Could wireless displace
fixed-line telecoms?


8 Feb 2006

The telecoms sector could evolve in very different ways over the next five to 10 years with the potential for wireless to completely displace fixed-line telecoms to create a dominant ‘fixed wireless’ as one of the suggested future routes, a telecoms analysis firm has suggested.

In a report entitled Scenarios for the Evolution of the Wireless Industry in Europe to 2010 and Beyond, Analysys Research forecasts a 30pc increase in average revenue per user (ARPU) by 2012 from €27.10 to €30.20.

Major uncertainties in the report include fixed to mobile substitution, convergence, service demand, disruptive technologies and changing business models. These could have a massive impact on the wireless industry going forward.

Report co-author Alastair Brydon said: “We have developed three plausible scenarios — substitution, convergence and fragmentation — for the evolution of the wireless industry, to help network operators, equipment vendors and other interested parties develop and test their plans. The scenarios demonstrate that some very different outcomes are possible over the next five to 10 years.”

In the substitution scenario, mobile operators build on the success of early home-zone services to drive fixed-mobile substitution. They successfully displace fixed network services in the home and workplace with a ‘double play’ of voice and broadband internet access, enabled by substantial improvements in performance and cost per megabyte from 3G Long Term Evolution (3G LTE, also referred to as Super 3G). The strategy displaces a significant proportion of fixed-network usage, as well as many fixed-network lines, to increase wireless ARPU. The dominance of wireless services delivered over 3G (and 3G LTE) strengthens the role of mobile operators, while equipment vendors benefit from the substantial investment in cellular infrastructure and terminals.

In the convergence scenario, fixed operators strengthen their role in the home and workplace with broadband services, such as IPTV, that far outreach the capabilities of wireless networks. The success of converged voice services, enabled first by Unlicensed Mobile Access (UMA), and then by Internet Multimedia Subsystem (IMS) and Session Initiation Protocol (SIP), ensures that the vast majority of voice calls made in the home are carried on fixed networks, halting the migration of voice traffic to mobile networks. Wireless ARPU declines and there is little need for investment in 3G capacity or coverage. Significant consolidation occurs, with the remaining mobile operators competing to form alliances with the leading fixed operators.
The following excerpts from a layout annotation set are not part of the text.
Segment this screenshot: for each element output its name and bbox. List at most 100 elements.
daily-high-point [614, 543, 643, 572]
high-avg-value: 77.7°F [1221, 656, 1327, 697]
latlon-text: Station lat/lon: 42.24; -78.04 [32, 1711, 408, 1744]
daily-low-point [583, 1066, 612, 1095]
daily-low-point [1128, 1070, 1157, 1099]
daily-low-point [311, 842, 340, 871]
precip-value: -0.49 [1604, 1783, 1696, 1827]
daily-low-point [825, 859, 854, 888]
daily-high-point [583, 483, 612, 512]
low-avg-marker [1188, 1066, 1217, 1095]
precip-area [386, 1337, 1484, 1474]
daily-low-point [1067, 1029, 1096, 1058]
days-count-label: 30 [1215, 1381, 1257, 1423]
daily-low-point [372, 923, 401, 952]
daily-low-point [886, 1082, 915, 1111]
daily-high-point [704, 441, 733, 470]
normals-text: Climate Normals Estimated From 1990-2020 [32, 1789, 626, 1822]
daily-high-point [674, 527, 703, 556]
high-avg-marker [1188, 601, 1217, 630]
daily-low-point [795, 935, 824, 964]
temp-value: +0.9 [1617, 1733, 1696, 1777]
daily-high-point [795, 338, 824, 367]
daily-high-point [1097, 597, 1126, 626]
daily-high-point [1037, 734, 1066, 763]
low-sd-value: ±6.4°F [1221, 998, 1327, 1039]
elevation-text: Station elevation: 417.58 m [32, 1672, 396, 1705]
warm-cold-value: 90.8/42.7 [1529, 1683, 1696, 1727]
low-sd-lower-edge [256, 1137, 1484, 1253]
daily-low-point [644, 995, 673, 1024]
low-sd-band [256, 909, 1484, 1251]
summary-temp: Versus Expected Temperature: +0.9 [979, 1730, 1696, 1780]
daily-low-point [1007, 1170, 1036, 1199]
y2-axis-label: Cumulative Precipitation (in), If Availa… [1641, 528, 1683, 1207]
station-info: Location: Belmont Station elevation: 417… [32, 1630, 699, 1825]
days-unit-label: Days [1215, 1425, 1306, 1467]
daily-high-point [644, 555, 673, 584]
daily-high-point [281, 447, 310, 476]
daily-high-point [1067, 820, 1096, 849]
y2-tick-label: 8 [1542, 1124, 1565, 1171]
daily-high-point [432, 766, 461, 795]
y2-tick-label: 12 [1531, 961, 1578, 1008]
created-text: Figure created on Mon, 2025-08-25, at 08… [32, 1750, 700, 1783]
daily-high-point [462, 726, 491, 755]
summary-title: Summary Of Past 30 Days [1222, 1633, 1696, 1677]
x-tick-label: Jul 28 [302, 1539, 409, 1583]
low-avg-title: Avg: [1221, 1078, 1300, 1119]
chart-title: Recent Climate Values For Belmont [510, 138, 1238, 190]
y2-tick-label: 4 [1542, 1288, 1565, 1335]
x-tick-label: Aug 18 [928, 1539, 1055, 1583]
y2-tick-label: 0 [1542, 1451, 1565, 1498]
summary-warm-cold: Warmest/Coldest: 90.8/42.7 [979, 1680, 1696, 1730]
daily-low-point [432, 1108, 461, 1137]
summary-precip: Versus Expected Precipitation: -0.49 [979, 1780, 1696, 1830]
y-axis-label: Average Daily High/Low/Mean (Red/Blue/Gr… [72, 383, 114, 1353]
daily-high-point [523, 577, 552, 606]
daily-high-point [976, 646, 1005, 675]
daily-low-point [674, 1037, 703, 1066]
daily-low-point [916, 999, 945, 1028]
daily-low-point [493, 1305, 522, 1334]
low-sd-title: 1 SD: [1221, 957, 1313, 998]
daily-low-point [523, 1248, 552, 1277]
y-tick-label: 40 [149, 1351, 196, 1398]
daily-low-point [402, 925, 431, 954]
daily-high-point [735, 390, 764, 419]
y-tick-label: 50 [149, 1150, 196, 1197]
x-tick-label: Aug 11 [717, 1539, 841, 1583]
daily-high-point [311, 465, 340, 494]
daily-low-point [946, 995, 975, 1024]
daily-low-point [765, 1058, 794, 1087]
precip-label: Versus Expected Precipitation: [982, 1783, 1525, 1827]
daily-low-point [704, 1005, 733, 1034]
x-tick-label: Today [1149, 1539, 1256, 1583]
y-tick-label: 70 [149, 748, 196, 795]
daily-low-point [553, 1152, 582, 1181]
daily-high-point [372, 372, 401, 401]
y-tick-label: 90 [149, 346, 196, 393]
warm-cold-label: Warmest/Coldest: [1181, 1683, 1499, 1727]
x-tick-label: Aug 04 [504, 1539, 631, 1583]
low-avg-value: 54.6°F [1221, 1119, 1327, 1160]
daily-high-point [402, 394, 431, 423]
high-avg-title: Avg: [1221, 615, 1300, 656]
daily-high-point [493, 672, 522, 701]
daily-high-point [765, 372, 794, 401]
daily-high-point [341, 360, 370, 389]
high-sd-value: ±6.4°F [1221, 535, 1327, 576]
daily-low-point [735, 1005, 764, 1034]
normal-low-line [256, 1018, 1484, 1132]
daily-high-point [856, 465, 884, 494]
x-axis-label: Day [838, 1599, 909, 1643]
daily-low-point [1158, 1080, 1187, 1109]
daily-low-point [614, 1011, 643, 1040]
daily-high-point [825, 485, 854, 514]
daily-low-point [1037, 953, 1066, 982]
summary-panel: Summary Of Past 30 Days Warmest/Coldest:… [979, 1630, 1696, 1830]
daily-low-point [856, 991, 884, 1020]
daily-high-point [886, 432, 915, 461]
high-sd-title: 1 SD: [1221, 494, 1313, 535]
In the fragmentation scenario, no single dominant approach emerges. A patchwork of different services and wireless technologies (including WiMAX and DVB-H) are deployed across Europe as operators attempt to seize a competitive advantage in their respective markets. Voice and messaging decline to a much smaller proportion of total ARPU as operators focus predominantly on data applications, such as mobile TV and internet access, and there is increasing adoption of wireless voice over IP services. In effect, wireless networks become bit pipes.

Report co-author Mark Heath observes: “Business plans are often based on unwritten assumptions concerning the evolution of the wireless industry. It is important that organisations evaluate the robustness of their plans in the light of different possible evolution paths. Organisations should identify a preferred scenario and attempt to make it happen, rather than simply predicting and reacting to future events. They also need contingency plans to cope with alternative outcomes.”